Corriere del Mezzogiorno (Puglia)
TRA DEMOGRAFIA E NUOVO WELFARE
La Puglia invecchia, come e anche più del resto dell’Italia. A fine 2023 contava ben 930 mila ultra 65enni su meno di 4 milioni di abitanti, di cui 80.500 nella sola area di Bari. Nella città metropolitana, infatti, 24 residenti su cento hanno più di 65 anni; quattro su cento superano gli 85. Nella Bat, gli over 65 sono 22 su cento, mentre tre su cento sono gli over 85. Ma in tutte e due le aree, tra gli over 75, la metà è affetta da gravi limitazioni o fanno i conti con più patologie croniche. In Puglia, nel 2021, c’erano due anziani ogni under 14, mentre nel 2023 l’indice di vecchiaia solo a Bari città segnalava 221 anziani ogni 100 giovani. Numeri da far accapponare la pelle. Perché la demografia è inesorabile, e andando di questo passo tra qualche anno la Puglia sarà la Florida d’Italia, una regione per vecchi. Ciò impone cambiamenti radicali nelle politiche della sanità e del welfare.
La Regione sta già correndo ai ripari: la legge sull’invecchiamento attivo affida nuovi e più impegnativi ruoli alle aziende sanitarie nella protezione della salute degli over 65. Programmando centri polivalenti per anziani, sostegni per gli interventi di cura a domicilio, progetti di inclusione sociale, anche utilizzando le risorse del Pnrr a ciò dedicate. Ma i soldi sono comunque pochi per fronteggiare bisogni sempre più diffusi e impellenti. Un esempio, per tutti. Secondo il report Gimbe, per raggiungere gli obiettivi di assistere a casa almeno il 10% della popolazione over 65, posti da Next Generation Eu, la Regione dovrebbe aumentare gli attuali pazienti assistiti del 329%. Ma manca il personale e il numero degli infermieri è sotto la media nazionale.

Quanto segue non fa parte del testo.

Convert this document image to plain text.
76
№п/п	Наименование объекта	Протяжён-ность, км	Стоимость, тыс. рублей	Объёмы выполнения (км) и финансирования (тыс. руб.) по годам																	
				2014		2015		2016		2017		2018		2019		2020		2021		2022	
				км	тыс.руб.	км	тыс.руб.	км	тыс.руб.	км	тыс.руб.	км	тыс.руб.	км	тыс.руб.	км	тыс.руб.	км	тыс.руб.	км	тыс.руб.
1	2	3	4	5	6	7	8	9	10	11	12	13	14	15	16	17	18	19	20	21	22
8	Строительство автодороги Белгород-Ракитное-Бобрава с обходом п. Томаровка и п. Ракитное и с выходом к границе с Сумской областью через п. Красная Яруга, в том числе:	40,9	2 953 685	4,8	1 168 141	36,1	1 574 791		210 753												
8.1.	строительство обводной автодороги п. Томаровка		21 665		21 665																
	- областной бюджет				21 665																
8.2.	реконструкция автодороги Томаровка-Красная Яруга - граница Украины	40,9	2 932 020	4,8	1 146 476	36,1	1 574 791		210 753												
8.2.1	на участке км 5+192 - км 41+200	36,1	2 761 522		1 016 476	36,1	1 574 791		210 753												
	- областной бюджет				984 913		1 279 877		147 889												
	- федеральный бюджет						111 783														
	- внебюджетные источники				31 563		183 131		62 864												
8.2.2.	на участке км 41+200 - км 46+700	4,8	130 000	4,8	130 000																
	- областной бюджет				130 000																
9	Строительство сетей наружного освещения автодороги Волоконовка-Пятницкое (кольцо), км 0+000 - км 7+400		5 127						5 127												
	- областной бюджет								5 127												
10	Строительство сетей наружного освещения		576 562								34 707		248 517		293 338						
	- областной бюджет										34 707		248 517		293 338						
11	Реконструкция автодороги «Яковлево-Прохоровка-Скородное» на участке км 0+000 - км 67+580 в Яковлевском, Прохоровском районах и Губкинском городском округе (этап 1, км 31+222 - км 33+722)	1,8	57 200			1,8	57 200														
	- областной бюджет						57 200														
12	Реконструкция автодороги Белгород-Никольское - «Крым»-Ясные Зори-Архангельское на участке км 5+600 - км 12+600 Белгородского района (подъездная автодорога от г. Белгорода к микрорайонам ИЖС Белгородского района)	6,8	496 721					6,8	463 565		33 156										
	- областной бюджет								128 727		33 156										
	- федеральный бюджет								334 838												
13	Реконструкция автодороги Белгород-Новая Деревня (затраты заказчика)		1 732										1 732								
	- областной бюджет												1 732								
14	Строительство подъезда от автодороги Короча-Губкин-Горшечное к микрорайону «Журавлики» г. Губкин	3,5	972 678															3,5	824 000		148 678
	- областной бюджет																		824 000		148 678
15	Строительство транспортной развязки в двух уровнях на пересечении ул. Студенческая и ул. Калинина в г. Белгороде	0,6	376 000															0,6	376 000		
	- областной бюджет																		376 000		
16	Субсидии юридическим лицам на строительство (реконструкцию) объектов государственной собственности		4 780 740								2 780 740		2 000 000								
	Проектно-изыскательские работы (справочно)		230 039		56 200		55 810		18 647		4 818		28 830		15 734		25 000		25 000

Qualcosa, però, si sta cominciando a fare. La Regione ha stanziato fondi per evitare che le persone con invalidità civile superiore al 67% fossero escluse per motivi anagrafici dalle Rsa e dai centri diurni, venendo incontro alle esigenze di quanti rischiavano di perdere i meccanismi di protezione sociale. Finalmente, dopo anni di ignavia e di totale disinteresse verso il tema degli anziani, soprattutto fragili, anche il governo nazionale è sceso in campo. E nei giorni scorsi ha dato il primo via libera al provvedimento per l’autosufficienza, che non solo è uno degli obiettivi prioritari del Pnrr ma introduce un nuovo welfare più inclusivo per la quarta età. È basato su alcune linee guida, tutte ovviamente da implementare, che vanno dalla telemedicina al co-housing, dall’assistenza sociale al turismo lento, dalla formazione informatica al contrasto all’isolamento, fino all’adozione di cani e gatti e alla promozione della mobilità attraverso l’uso dei trasporti pubblici.
Molto interessante, soprattutto, l’incentivazione al co-housing, Si tratta di progetti abitativi caratterizzati da una forte integrazione sociale e basati sul supporto reciproco. Una sorta di condomini per anziani soli, dove possano aiutarsi gli uni con gli altri in molte attività quotidiane e usufruire periodicamente dell’assistenza medica. In Veneto e al Nord già ne esistono alcuni e alcuni grandi gruppi, come Generali, ne stanno costruendo altri sparsi per l’Italia.
La novità della riforma governativa è che l’indennità mensile di accompagnamento diventerà assegno di assistenza, in fase sperimentale circoscritto agli ultra ottantenni, con gravissimi bisogni assistenziali e un reddito Isee inferiore a 6 mila euro. Una platea, quindi, almeno nella prima fase molto limitata. Che vuol dire in concreto? Costoro, diversamente da oggi, riceveranno, oltre alla tradizionale quota fissa monetaria pari a 531 euro, una integrativa variabile, per l’acquisto di servizi e contratti, pari a 850 euro. In soldoni, vuol dire 1.380 euro mensili. Ma, e questo è molto importante considerarlo, tale assegno variabile sarà alternativo ai bonus già erogati in alcune regioni. Questi 850 euro potranno essere spesi non per le necessità quotidiane ma solo per pagare servizi di cura e assistenza. Per esempio, se si preferisce farsi assistere a casa e non andare in una Rsa, per retribuire un caregiver o un badante. Un primo passo, pur se con insopportabile ritardo, verso una società anche a misura di anziani.